Deep Convolutional Neural Networkを用いた歩行者検出の高精度化
RandomDropout+EIN from MPRG, Chubu University on Vimeo.
従来の歩行者検出法では,Histogram of Oriented Gradients(HOG)特徴量をベースとしたSupport Vector MachineやDeformable Part Modelsが一般的に用いられてきました.しかし,2012年に行われた1,000クラスの物体認識コンテストでHintonらのグループが提案したCNNを用いた手法が高い性能を出しました.その後,CNNを用いた手法が様々な認識問題において用いられています.歩行者検出においても、CNNをベースとした手法が2013年の歩行者検出のベンチマークにおいてトップの性能を出しています.しかし,ベンチマークでトップの性能を出しているCNNベースの手法は,構造が複雑になっており識別処理において計算コストが高いデメリットがあります.そこで,我々はシンプルな構造のCNNを用いて歩行者検出をすることで高精度な歩行者検出を実現しました.
Dropoutのアルゴリズムをベースとした歩行者検出の高精度化
ニューラルネットワークの汎化性能を向上させる手法としてDropoutがあります.Dropoutは,学習の際に識別部の結合重みを限定する手法であり,単純な手法でありながら高い汎化性能の向上を実現しています.そこで,我々はDropoutのアルゴリズムに着目し,Dropoutの学習処理と識別処理に対するアルゴリズムを改良したRandom DropoutとEnsemble Inference Networks(EIN)を提案することで高精度な歩行者検出を実現しました.
従来のDropoutを用いた学習時は,出力を0とするユニットの数を各更新で一定にしています.しかし,提案するRandom Dropoutは,各更新において出力を0とするユニットの数を常にランダムで指定する手法です.また,もう一つの提案手法であるEINでは,識別処理においてDropoutにより層間の結合重みをランダムに取り除いた複数の識別部のネットワークを構築し,各ネットワークの応答値から最終的な出力値を算出するアルゴリズムです.複数の異なる全結合層を持つネットワークから応答値を統合することで、誤検出を減らす効果があります.
歩行者検出のベンチマークであるCaltech Pedestrian DatasetとDaimler Mono Pedestrian Datasetを用いて評価したとき,2つのベンチマークの結果において,従来の歩行者検出法と比べて高精度な歩行者検出を実現をしました.

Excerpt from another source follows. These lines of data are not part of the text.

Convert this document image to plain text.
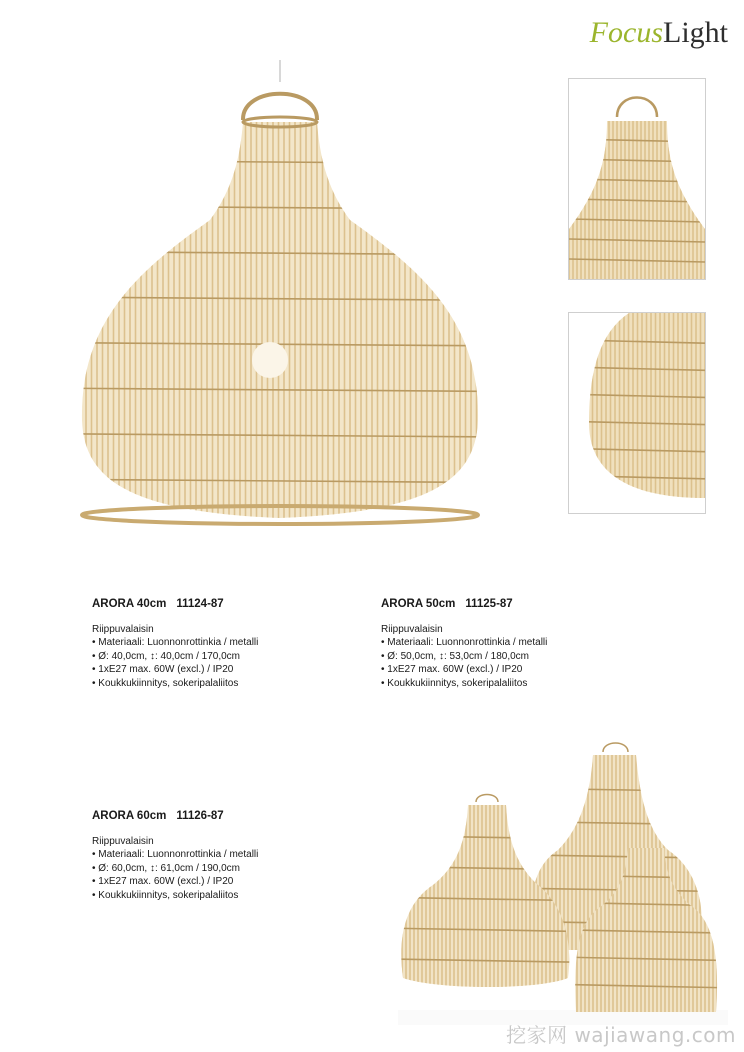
FocusLight
ARORA 40cm 11124-87
Riippuvalaisin
• Materiaali: Luonnonrottinkia / metalli
• Ø: 40,0cm, ↕: 40,0cm / 170,0cm
• 1xE27 max. 60W (excl.) / IP20
• Koukkukiinnitys, sokeripalaliitos
ARORA 50cm 11125-87
Riippuvalaisin
• Materiaali: Luonnonrottinkia / metalli
• Ø: 50,0cm, ↕: 53,0cm / 180,0cm
• 1xE27 max. 60W (excl.) / IP20
• Koukkukiinnitys, sokeripalaliitos
ARORA 60cm 11126-87
Riippuvalaisin
• Materiaali: Luonnonrottinkia / metalli
• Ø: 60,0cm, ↕: 61,0cm / 190,0cm
• 1xE27 max. 60W (excl.) / IP20
• Koukkukiinnitys, sokeripalaliitos
挖家网 wajiawang.com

回帰型Deep Convolutional Neural Networkによる人検出と部位の位置推定
運転支援システムにおける歩行者検出は,歩行者の位置を検出するだけでなく,歩行者と車までの距離を推定することが重要になります.一般的な単眼カメラによる距離推定は,歩行者を検出した後に,上端と下端を検出し,検出した上端と下端の位置情報とカメラの内部パラメータから距離を推定しています.我々の研究ではDeep Convolutional Neural Networkを用いて,歩行者を検出すると同時に,頭部と両足の位置を高精度に推定する回帰型DCNNを提案します.実験では,歩行者検出のみを行う手法との精度比較により,歩行者検出精度を向上させることができ,頭部および両足の位置検出精度についても,位置検出のみの手法と比較して,精度を向上させることができました.また,歩行者の位置検出結果から,カメラの内部パラメータが既知の画像に対して距離推定を行ったところ,約5%の誤差で距離推定を行うことができた.
Heterogeneous Learningを用いた歩行者属性認識
自動車の走行時には,道路に飛び出す歩行者など数多く存在します.歩行者の飛び出し等を防止するために,歩行者の向きや性別等の属性情報を活用して歩行者の進行方向を予測する技術が必要になります.本手法では,Heterogeneous Learningを用いることで歩行者の身体と顔の向き,歩行者の頭部と両足,性別,傘をさしているかの5タスクを識別します.また,学習時に各タスクの学習サンプルに対して稀少度適用することで高精度な複数の属性認識を実現しています.